Polly appeared in the doorway as I was staring at my face.

“What are you looking for?” she said.

I turned away from the mirror. How ridiculous to indulge in vanity with the question of your well-being hanging in the balance.

“Nothing,” I said to Polly. “Nothing at all.”

J
ONATHAN DID NOT
ring the bell or knock. He opened the door with his key and came in. Polly pushed past me down the stairs. Clara emerged from her room and followed. I watched as your father embraced them.

“Hey,” I said.

“Hey.”

The girls went to collect their things, and your father stood for a minute with his hands in his pockets, surveying the room as I came down the stairs. He walked into the kitchen to get himself a glass of water.

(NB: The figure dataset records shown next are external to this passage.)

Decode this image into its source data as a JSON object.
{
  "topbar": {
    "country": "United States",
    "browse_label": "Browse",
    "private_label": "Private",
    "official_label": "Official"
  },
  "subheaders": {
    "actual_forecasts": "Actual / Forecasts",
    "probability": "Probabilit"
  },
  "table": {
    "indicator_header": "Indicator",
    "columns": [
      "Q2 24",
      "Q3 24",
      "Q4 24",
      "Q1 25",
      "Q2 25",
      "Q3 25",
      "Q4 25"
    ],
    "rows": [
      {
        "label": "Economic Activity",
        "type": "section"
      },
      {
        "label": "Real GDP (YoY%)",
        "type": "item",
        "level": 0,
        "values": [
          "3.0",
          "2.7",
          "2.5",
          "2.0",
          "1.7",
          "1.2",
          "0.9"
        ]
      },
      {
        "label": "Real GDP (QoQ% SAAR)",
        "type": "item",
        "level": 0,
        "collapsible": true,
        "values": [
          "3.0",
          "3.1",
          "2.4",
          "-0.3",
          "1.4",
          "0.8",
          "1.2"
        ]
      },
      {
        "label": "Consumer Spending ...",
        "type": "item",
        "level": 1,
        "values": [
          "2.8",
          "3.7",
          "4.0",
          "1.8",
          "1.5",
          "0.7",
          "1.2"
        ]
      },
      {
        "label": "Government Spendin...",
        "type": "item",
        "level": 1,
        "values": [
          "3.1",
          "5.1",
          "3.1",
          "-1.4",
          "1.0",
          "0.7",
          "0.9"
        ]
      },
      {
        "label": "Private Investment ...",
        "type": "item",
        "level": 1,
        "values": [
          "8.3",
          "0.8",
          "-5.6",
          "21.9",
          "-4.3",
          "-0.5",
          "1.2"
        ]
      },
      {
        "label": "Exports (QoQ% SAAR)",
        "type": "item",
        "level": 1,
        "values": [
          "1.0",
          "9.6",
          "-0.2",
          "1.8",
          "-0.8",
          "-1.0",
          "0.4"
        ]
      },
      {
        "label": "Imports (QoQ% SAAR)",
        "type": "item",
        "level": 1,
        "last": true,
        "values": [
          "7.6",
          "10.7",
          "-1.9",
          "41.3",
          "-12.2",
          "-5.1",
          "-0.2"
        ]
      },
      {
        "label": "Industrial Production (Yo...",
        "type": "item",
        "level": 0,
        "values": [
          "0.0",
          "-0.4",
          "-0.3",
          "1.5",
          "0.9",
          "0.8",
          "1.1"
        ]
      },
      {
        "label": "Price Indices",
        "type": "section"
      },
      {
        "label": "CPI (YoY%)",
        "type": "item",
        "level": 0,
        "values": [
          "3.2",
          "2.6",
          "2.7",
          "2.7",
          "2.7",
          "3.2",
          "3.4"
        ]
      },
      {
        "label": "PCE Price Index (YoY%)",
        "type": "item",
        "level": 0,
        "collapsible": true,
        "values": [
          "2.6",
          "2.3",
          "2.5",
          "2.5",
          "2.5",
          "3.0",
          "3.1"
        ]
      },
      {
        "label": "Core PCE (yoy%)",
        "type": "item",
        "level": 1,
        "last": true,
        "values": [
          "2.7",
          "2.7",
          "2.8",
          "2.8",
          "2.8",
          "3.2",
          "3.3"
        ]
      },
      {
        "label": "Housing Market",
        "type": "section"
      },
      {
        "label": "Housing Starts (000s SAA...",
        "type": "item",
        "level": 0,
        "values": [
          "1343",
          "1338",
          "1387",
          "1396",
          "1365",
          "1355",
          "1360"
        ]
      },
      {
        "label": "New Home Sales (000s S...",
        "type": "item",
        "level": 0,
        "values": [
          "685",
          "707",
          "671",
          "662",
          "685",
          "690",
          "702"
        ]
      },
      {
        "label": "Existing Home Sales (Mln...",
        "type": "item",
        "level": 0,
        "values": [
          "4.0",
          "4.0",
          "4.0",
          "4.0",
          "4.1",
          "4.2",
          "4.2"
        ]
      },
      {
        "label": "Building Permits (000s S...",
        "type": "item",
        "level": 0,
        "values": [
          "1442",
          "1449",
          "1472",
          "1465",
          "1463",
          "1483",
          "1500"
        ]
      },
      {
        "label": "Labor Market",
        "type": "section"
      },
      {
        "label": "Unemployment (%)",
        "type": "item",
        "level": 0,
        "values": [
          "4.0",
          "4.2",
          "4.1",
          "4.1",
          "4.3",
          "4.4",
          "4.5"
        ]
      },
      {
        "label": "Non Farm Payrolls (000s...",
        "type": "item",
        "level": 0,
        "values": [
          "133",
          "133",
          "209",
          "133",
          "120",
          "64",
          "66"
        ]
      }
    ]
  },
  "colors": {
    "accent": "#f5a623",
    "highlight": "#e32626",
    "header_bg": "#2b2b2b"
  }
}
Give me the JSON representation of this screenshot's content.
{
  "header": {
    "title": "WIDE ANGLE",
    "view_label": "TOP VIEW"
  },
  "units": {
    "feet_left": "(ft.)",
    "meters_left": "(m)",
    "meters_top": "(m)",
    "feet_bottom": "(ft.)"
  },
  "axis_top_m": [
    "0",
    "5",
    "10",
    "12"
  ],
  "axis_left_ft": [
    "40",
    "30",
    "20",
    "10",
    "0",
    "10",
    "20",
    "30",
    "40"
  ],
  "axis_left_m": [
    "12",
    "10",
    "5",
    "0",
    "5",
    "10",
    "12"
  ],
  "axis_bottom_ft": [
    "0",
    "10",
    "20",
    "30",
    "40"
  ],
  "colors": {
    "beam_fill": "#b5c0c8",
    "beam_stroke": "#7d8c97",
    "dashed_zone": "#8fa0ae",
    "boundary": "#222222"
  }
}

“What’s that whirring noise?” he said.

“It’s the refrigerator.”

“Why is it making that sound?”

“I don’t know.”

“How long has it been doing that?”

“I don’t know. Awhile.”

His tone was vaguely accusing, vaguely annoyed, which I took as a good sign—he was still territorial about this house. He dragged a chair over and lifted a panel at the top of the refrigerator and peered inside.

“Do you have any tools?”

“I guess I have whatever you didn’t take.”

He found an old toolbox in the garage and stood on the chair again and lifted off the panel. He stuck one tool in, then another.

“There,” he said, putting the panel back and returning the tools to the toolbox. He was so appealing, standing there, so useful and solid and familiar, I wanted to fall into him and demand to be forgiven. But Polly and Clara came into the kitchen with their backpacks, and Polly wrapped her arms around your father’s legs and he laid his hands on her head. I could tell he was taking sustenance from Polly’s embrace just as I so often have, especially since your accident. Even before it, in August, when I dragged myself downstairs the morning after my return from London, and Polly looked at my face and opened her arms and squeezed me while I cried. Which is not to say that Polly is always kind. Or that Clara is, either. What six- and nine-year-old girls are always kind to their mother?

I
FORGOT THAT
it was St. Patrick’s Day today, and when I picked the girls up from soccer practice, Polly reached up and pinched the flesh at the back of my arm.

“Ouch,” I cried. “What was that about?”

“It’s about you’re not wearing green,” she said bitterly. “And it’s about you didn’t tell me I was supposed to, and I got pinched.”

“I’m sorry I didn’t tell you, Polly, but you shouldn’t pinch me like that. It hurt me.”

“She’s right, though,” Clara said. “You should have told us.”

I turned to look at Clara, suddenly angry. “You know what? I’m doing my best,” I said sharply. She blinked up at me, and I continued. “Mommies can’t always be perfect.”

She took a step backward, away from me, and Polly burst into tears. I picked Polly up, and she laid her head on my shoulder. I reached toward Clara and held her against me, but I could feel the resistance in her. At nine, she had begun to see a truer picture of me than Polly could. She had begun to see what I saw—not beauty, but imperfections. I let her pull away from me.